I have many characters who are androids. Some of them are good and some of them are morally ambiguous. Not particularly evil, just not as morally absolute. Giving androids human-like emotions and watching how they deal with them is a staple of the genre. The best place to start reading my android stories is to pick up my Kindle short story: Slag. The story is an origin one for Eighty-eight, a character who reappears throughout my entire series of novels and shorts.
Eighty-eight is a black android who awakens on a barren, dessert world and has no idea how he got there or what happened to him. As he soon discovers, he has undergone an upgrade or modification that removes the built-in barriers he’s always had on killing. This disturbs it enough that it kidnaps a programmer and forces him to find out what has been changed to allow a normal android to kill. Or of course, Eighty-eight will kill the programmer. Talk about some motivation.
If you read the short stories in the order I spell out here, you will get more insight into their actions in the novels. Eighty-eight becomes a mentor to another android character who is owned by a Stellar Ranger named Devon Ardel. The early short stories in the anthology, Tales From Ocherva, Volume One, are principally about Devon’s Rangers and her android, Thirty-seven.
When a normal android receives a special hardware upgrade that includes a new silicate chip made from the minerals from the desert moon, Ocherva, they become sentient. Thirty-seven receives this upgrade from Eighty-eight in the short story, Silicant’s Only. Subsequent stories are about how Thirty-seven handles the upgrade. Both Silicants are featured in Starforgers, the first book of the Star Trilogy.
The Silicants rebel against their human creators and how the humans handle this rebellion is the subject of future novels. Specifically, The Rising and XiniX are about the rebellion and what happens to the Silicants after their human masters send them away. If you are reading the books in the Star Trilogy you may wonder where all the android/Silicant characters are at in Starstrikers. Well, they were banished from Alliance space while the Alliance concentrated on fighting the Great War with the Votainion Empire.

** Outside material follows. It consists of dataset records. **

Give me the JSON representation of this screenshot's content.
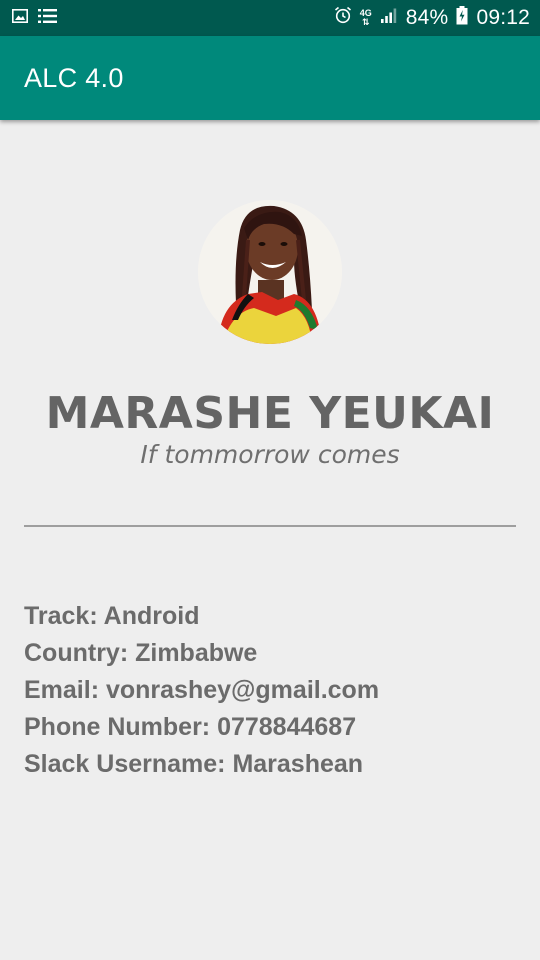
{
  "status_bar": {
    "network_type": "4G",
    "battery_percent": "84%",
    "time": "09:12",
    "icons": [
      "image-icon",
      "list-icon",
      "alarm-icon",
      "network-arrows-icon",
      "signal-icon",
      "battery-icon"
    ]
  },
  "app_bar": {
    "title": "ALC 4.0",
    "color": "#00897b"
  },
  "profile": {
    "avatar": "profile-photo",
    "name": "MARASHE YEUKAI",
    "tagline": "If tommorrow comes"
  },
  "details": [
    {
      "label": "Track",
      "value": "Android",
      "text": "Track: Android"
    },
    {
      "label": "Country",
      "value": "Zimbabwe",
      "text": "Country: Zimbabwe"
    },
    {
      "label": "Email",
      "value": "vonrashey@gmail.com",
      "text": "Email: vonrashey@gmail.com"
    },
    {
      "label": "Phone Number",
      "value": "0778844687",
      "text": "Phone Number: 0778844687"
    },
    {
      "label": "Slack Username",
      "value": "Marashean",
      "text": "Slack Username: Marashean"
    }
  ],
  "colors": {
    "status_bar": "#00594f",
    "app_bar": "#00897b",
    "background": "#eeeeee",
    "text": "#666666"
  }
}
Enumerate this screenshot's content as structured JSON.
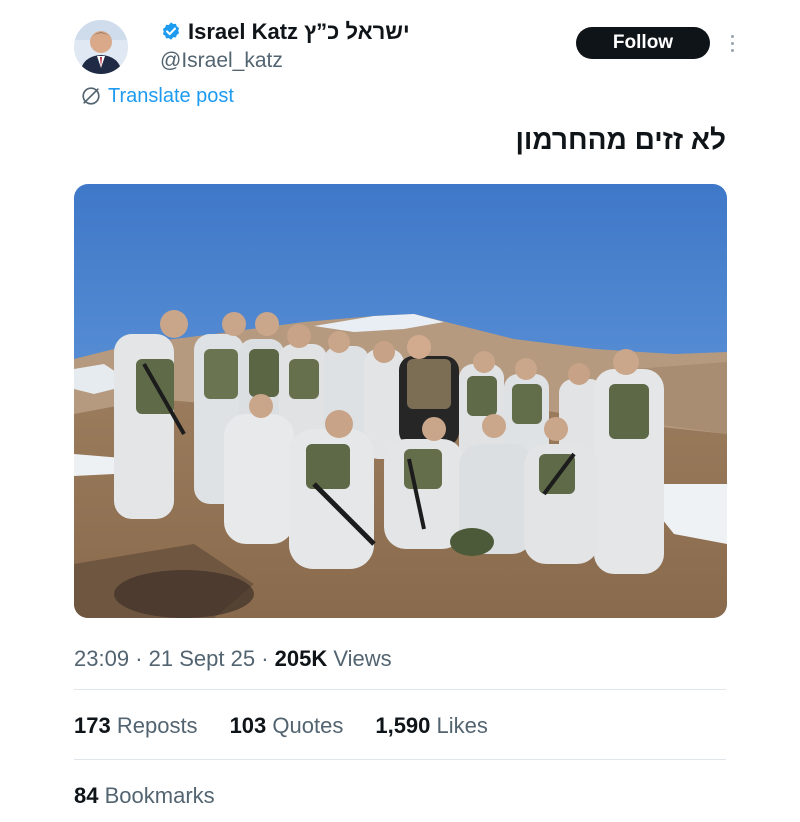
{
  "author": {
    "name": "Israel Katz",
    "name_hebrew": "ישראל כ”ץ",
    "handle": "@Israel_katz",
    "verified": true,
    "avatar_icon": "profile-photo"
  },
  "actions": {
    "follow_label": "Follow",
    "more_icon": "vertical-ellipsis-icon"
  },
  "translate": {
    "label": "Translate post",
    "icon": "translate-globe-icon"
  },
  "post": {
    "text": "לא זזים מהחרמון",
    "image_icon": "group-photo-soldiers-on-mountain"
  },
  "meta": {
    "time": "23:09",
    "separator": "·",
    "date": "21 Sept 25",
    "views_count": "205K",
    "views_label": "Views"
  },
  "stats": {
    "reposts_count": "173",
    "reposts_label": "Reposts",
    "quotes_count": "103",
    "quotes_label": "Quotes",
    "likes_count": "1,590",
    "likes_label": "Likes",
    "bookmarks_count": "84",
    "bookmarks_label": "Bookmarks"
  },
  "colors": {
    "accent": "#1d9bf0",
    "text_primary": "#0f1419",
    "text_secondary": "#536471",
    "button_bg": "#0f1419",
    "divider": "#e1e6ea"
  }
}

Most all the Silicants characters from Starforgers return in the final book of the trilogy – Starveyors. But after nearly a thousand years of being on their own, the Silicants have evolved. They are their own unique life form now and their technology has far eclipsed their creator’s abilities. Starveyors is about how the Great War ends and attempts to explain many questions that are raised in Starforgers. I hope you will return with me to the Star Trilogy this fall when the final book is released. You won’t be disappointed.